Dans la série « nos grands prédécesseurs », après André de Marco et Jean Pierre Beaudoin, pionniers de la communication d’entreprise et des relations publiques, place à Jean Pierre Raffin. Jean Pierre Raffin est un des précurseurs de l’enseignement de l’écologie en France, il a aussi été Président de France Nature Environnement et député européen.

Entretien par Thierry Libaert.

Q : Vous avez été un des précurseurs en France de l’enseignement de l’écologie. Vous avez d’ailleurs fondé la discipline en 1970 à l’Université Paris VII avec François Ramade. Bien que la défense de l’environnement s’appuie depuis fort longtemps sur des données scientifiques indiscutables, celle-ci tend à régresser un peu partout dans le monde. Comment expliquez-vous ce paradoxe ?

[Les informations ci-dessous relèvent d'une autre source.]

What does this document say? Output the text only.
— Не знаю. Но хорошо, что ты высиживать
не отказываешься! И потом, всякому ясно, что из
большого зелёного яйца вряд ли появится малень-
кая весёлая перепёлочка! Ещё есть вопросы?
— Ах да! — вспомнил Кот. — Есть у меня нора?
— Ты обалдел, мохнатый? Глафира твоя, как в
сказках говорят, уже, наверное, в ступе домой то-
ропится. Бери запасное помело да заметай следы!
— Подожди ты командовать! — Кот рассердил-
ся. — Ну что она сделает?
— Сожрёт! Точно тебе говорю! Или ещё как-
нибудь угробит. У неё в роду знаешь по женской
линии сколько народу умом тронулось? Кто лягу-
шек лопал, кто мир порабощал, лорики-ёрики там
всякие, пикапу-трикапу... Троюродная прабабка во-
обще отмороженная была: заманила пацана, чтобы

    Effectivement, dans mon domaine de compétence : la diversité du monde vivant, je constate que plus les données scientifiques s’ajoutent moins les responsables économiques et politiques en tiennent compte voire reviennent en arrière. Je pense que le volet « diversité du vivant » de la transition écologique est moins perceptible tant à l’opinion publique qu’aux décideurs à la différence du volet climatique. L’impact de la disparition d’une part du monde vivant, à long terme, est moins visible que celui des événements climatiques même si comme le disait l’écologue Robert Barbault (2006) la biodiversité est l’assurance-vie de l’humanité.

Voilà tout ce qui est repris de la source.